Я кивнул. Но всё же я был очень доволен. Даже счастлив. Начальник взял меня с собой. Он говорил со мной серьёзно. Он заботился обо мне. И заботился тоже как надо, серьёзно. Да к тому же я пять секунд видел голую женщину на экране…
Так я перешёл в заветный клуб.
– Ну, как успехи, дядя? Чего наснимал? – спросил меня на следующей неделе после посещения киноклуба Владимир Лаврентьевич, когда я рассматривал на просвет свежепроявленную плёнку.
Тут надо сказать, что выдающихся успехов я, как фотограф, не добился. Я вообще никакими фотодостижениями Владимира Лаврентьевича или, как мы его называли, Начальника, не порадовал.

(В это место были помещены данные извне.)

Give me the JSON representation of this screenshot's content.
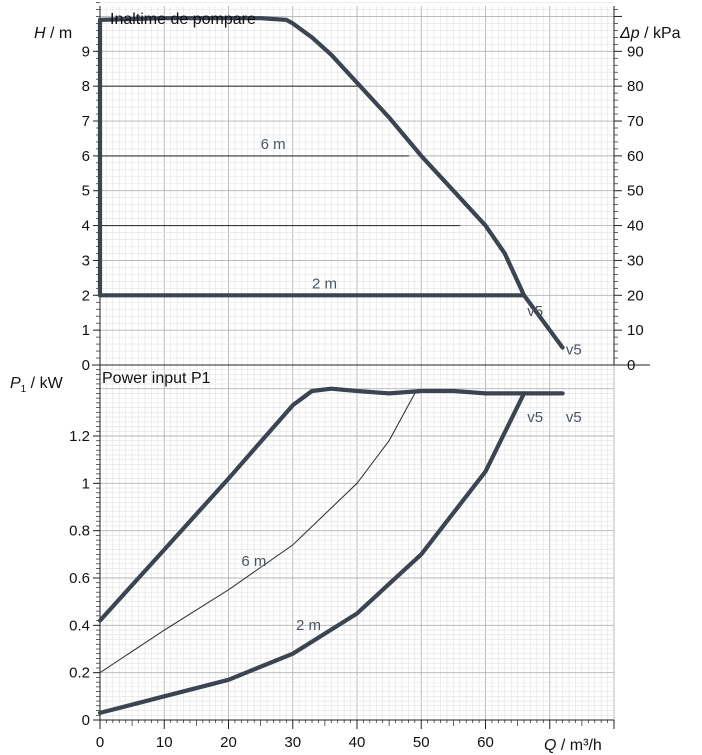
{
  "chart_data": [
    {
      "type": "line",
      "title": "Inaltime de pompare",
      "ylabel": {
        "symbol": "H",
        "unit": " / m"
      },
      "y2label": {
        "symbol": "Δp",
        "unit": " / kPa"
      },
      "xlim": [
        0,
        80
      ],
      "ylim": [
        0,
        10.3
      ],
      "y2lim": [
        0,
        103
      ],
      "yticks": [
        0,
        1,
        2,
        3,
        4,
        5,
        6,
        7,
        8,
        9
      ],
      "y2ticks": [
        0,
        10,
        20,
        30,
        40,
        50,
        60,
        70,
        80,
        90
      ],
      "grid": true,
      "series": [
        {
          "name": "v5",
          "style": "thick",
          "x": [
            0,
            0,
            10,
            20,
            25,
            29,
            30,
            33,
            36,
            40,
            45,
            50,
            55,
            60,
            63,
            66,
            68,
            72
          ],
          "y": [
            2.0,
            9.9,
            9.95,
            9.95,
            9.95,
            9.9,
            9.8,
            9.4,
            8.9,
            8.1,
            7.1,
            6.0,
            5.0,
            4.0,
            3.2,
            2.0,
            1.5,
            0.5
          ]
        },
        {
          "name": "6 m",
          "style": "thin",
          "x": [
            0,
            48
          ],
          "y": [
            6,
            6
          ]
        },
        {
          "name": "",
          "style": "thin",
          "x": [
            0,
            40
          ],
          "y": [
            8,
            8
          ]
        },
        {
          "name": "",
          "style": "thin",
          "x": [
            0,
            56
          ],
          "y": [
            4,
            4
          ]
        },
        {
          "name": "2 m",
          "style": "thick",
          "x": [
            0,
            66
          ],
          "y": [
            2,
            2
          ]
        }
      ],
      "annotations": [
        {
          "text": "6 m",
          "x": 25,
          "y": 6.2
        },
        {
          "text": "2 m",
          "x": 33,
          "y": 2.2
        },
        {
          "text": "v5",
          "x": 66.5,
          "y": 1.4
        },
        {
          "text": "v5",
          "x": 72.5,
          "y": 0.3
        }
      ]
    },
    {
      "type": "line",
      "title": "Power input P1",
      "ylabel": {
        "symbol": "P",
        "sub": "1",
        "unit": " / kW"
      },
      "xlabel": {
        "symbol": "Q",
        "unit": " / m³/h"
      },
      "xlim": [
        0,
        80
      ],
      "ylim": [
        0,
        1.5
      ],
      "xticks": [
        0,
        10,
        20,
        30,
        40,
        50,
        60
      ],
      "yticks": [
        0,
        0.2,
        0.4,
        0.6,
        0.8,
        1,
        1.2
      ],
      "grid": true,
      "series": [
        {
          "name": "v5",
          "style": "thick",
          "x": [
            0,
            10,
            20,
            30,
            33,
            36,
            40,
            45,
            50,
            55,
            60,
            65,
            72
          ],
          "y": [
            0.42,
            0.72,
            1.02,
            1.33,
            1.39,
            1.4,
            1.39,
            1.38,
            1.39,
            1.39,
            1.38,
            1.38,
            1.38
          ]
        },
        {
          "name": "6 m",
          "style": "thin",
          "x": [
            0,
            10,
            20,
            30,
            40,
            45,
            49
          ],
          "y": [
            0.2,
            0.38,
            0.55,
            0.74,
            1.0,
            1.18,
            1.38
          ]
        },
        {
          "name": "2 m",
          "style": "thick",
          "x": [
            0,
            10,
            20,
            30,
            40,
            50,
            60,
            66
          ],
          "y": [
            0.03,
            0.1,
            0.17,
            0.28,
            0.45,
            0.7,
            1.05,
            1.38
          ]
        }
      ],
      "annotations": [
        {
          "text": "6 m",
          "x": 22,
          "y": 0.65
        },
        {
          "text": "2 m",
          "x": 30.5,
          "y": 0.38
        },
        {
          "text": "v5",
          "x": 66.5,
          "y": 1.26
        },
        {
          "text": "v5",
          "x": 72.5,
          "y": 1.26
        }
      ]
    }
  ]
}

У меня не получалось. Я не чувствовал света, не видел того, что видит настоящий фотограф, казалось бы, в обычной ситуации неожиданно вскидывающий фотоаппарат… Я не чувствовал момента жизни, как надо фотографу, и не различал людей, которые на фотографиях были выразительными, а в жизни вовсе даже нет. Я тогда переживал ужасно. Я сам понимал, что у меня ничего не получается, и видел огорчённое лицо Начальника. Но теперь я даже этому рад. Потому что Начальник потратил на меня гораздо больше времени, чем на тех, кто свет чувствовал, всё видел и у кого к фотографии был талант.
– Вот скажи мне, зачем ты фотографировал эти качели? – спрашивал он меня, рассматривая мои снимки. – Или вот этот грузовик зачем снимал, а?
– Качели забавные, – говорил я печально, – а грузовик мощный, страшный.
– Конечно, качели забавные, а грузовик мощный, – почти отчаянно говорил Начальник. – Но они сами по себе такие. Качели забавные, а фотография твоя не забавная, понимаешь? Ты же не грузовик должен фотографировать, а сделать фотографию, на которой будет грузовик. Грузовик, который мимо тебя ехал, был большой, мощный и страшный. Так?! А фотография у тебя никакая. Тебе было страшно, громко, ты видел мощь этого грузовика, так? А как это можно увидеть на твоей фотографии? На твоей фотографии не видно, что грузовик мощный. И что тебе страшно, тоже не видно. Ничего не видно! Только вот грузовик и всё. Или вот качели в саду. Сами они забавные. Наверное, забавные. А фотография у тебя скучная, неживая… никакая! – он горячился и тыкал пальцем в мои снимки. – Я должен чувствовать, видеть и понимать, почему ты снял то или другое, какое у тебя было настроение, что ты почувствовал, что ты увидел в этих качелях или в этом, чёртовом, грузовике. В твоей фотографии должно чувствоваться, что ты этим хотел сказать, какие переживания передать, – тут он налил себе чаю, хотел отпить, но не отпил, а поставил чашку на стол. – Все ходят по одному и тому же городу, полю или лесу. Все! И никто ничего не видит. А ты должен увидеть, как тут упал свет, как солнце отразилось в стекле троллейбуса, как заблестели капельки росы на паутине в траве, как, чёрт возьми, улыбается девушка, которая сидит на остановке и чего-то ждёт. Но ты должен не это всё сфотографировать, а должен сделать фотографию. Чуствуешь разницу? Ты должен сразу видеть, стараться увидеть, как это будет всё на фотографии, а не как оно есть на самом деле. Если просто смотреть в окно, там за окном что? Ну, что там за окном?